In consideration of what has been a controversial land use issue, the council voted 7-2, with Gilmore and Solomon dissenting, to activate an ordinance amending the Morris Canal Redevelopment Plan from its tabled agenda and then voted 6-3, with Boggiano, Gilmore and Solomon opposed, to adopt the amendments.
Since December 2020, following litigation by community dissenters upset over the impact the proposed tower would have on the neighborhood and the questionable value of a recreational component the developer would set aside for the city’s use, a court compelled the Planning Board and the city to reexamine its prior approvals of the amendments to the redevelopment plan as to whether it clashed with the city’s master plan.
Corporation Counsel Baker told the council that part of the court mandate was to determine if the prior actions by the city and Planning Board were arbitrary and capricious. In his judgement, Baker said, they were not. Moreover, Baker said, “Defeating the ordinance could open the city to potential legal liability.”
With the developer watching from the audience, Gilmore said that for the council majority to act now, while he and community members were still in discussions with the developer on a possible compromise as to the height and configuration of the apartment building, showed “a blatant disrespect” for the neighborhood.
“This takes the negotiating power out of the community’s hands,” Gilmore said.
Ridley, who, after a re-drawing of the city ward maps, now finds herself representing that neighborhood, said: “I understand the councilman’s concerns and I’m making a commitment to continue to work with him [to negotiate with the developer].” She said she was hoping that Mont would still agree to reduce the size of the building. And remember, she added, it is the Planning Board that will have the final say about the structure’s height.

Solomon noted that the site targeted for redevelopment, which is informally known as “Steel Tech,” and called “Morris Canal Park Manor” by the developer was originally designed to be an extension of Berry Lane Park. “I don’t feel evidence of the community’s support for that was ever presented,” he said.
During the public comment period, neighborhood resident June Jones, who spearheaded the litigation challenging the size and scope of the project, said she was “very concerned” about the council’s action. She referenced the superior court’s having directed the city to research whether the amendments to the Morris Canal redevelopment plan square with the city’s master plan. They don’t, she said, because “the master plan does not allow [buildings of] 17 stories” for that area. “We want responsible development,” she said.

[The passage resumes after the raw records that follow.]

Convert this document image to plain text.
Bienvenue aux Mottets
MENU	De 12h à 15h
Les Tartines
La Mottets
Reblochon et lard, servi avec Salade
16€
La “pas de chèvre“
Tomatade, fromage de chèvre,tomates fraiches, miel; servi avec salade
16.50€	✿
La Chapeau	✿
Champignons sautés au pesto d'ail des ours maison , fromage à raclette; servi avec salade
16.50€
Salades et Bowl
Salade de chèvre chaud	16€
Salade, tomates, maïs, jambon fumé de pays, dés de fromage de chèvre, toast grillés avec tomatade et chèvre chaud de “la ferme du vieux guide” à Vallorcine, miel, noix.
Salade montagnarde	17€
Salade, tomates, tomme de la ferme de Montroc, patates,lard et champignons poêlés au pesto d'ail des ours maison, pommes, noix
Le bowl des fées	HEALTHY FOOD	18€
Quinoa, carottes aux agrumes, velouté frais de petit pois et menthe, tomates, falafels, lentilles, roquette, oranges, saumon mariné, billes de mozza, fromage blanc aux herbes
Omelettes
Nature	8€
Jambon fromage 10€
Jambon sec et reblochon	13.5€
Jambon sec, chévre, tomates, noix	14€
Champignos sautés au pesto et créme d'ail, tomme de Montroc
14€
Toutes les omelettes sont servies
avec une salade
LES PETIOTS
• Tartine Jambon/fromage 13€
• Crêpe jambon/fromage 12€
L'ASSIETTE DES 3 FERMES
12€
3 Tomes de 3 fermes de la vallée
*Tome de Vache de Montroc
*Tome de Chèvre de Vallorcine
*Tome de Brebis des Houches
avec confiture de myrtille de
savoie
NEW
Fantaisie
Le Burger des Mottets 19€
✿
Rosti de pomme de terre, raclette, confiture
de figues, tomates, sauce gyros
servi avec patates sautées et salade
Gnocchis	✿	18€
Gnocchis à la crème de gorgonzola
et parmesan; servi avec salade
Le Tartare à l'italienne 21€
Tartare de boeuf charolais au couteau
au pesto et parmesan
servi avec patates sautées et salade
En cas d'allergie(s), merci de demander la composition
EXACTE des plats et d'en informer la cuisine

Veronica Sutton, a third-generation Jersey City resident and a local realtor, cautioned that the city, through policies that cater to high-rise developers, is creating “an environment of renters” instead of promoting “home ownership” as a way forward for impoverished families.
Last to speak was former Ward F Councilman Jermaine Robinson who said that during the past three years, he attended dozens of meetings on the Morris Canal redevelopment project to try to secure more recreational opportunities for children in Ward F.
“But I’m standing on this side of the dais now,” he said, “because I failed miserably; it wasn’t enough. We’re failing our kids. Seventeen stories? Yeah, maybe that’s too big, but we’ll finally get Jersey City’s first recreation center with classrooms, too.”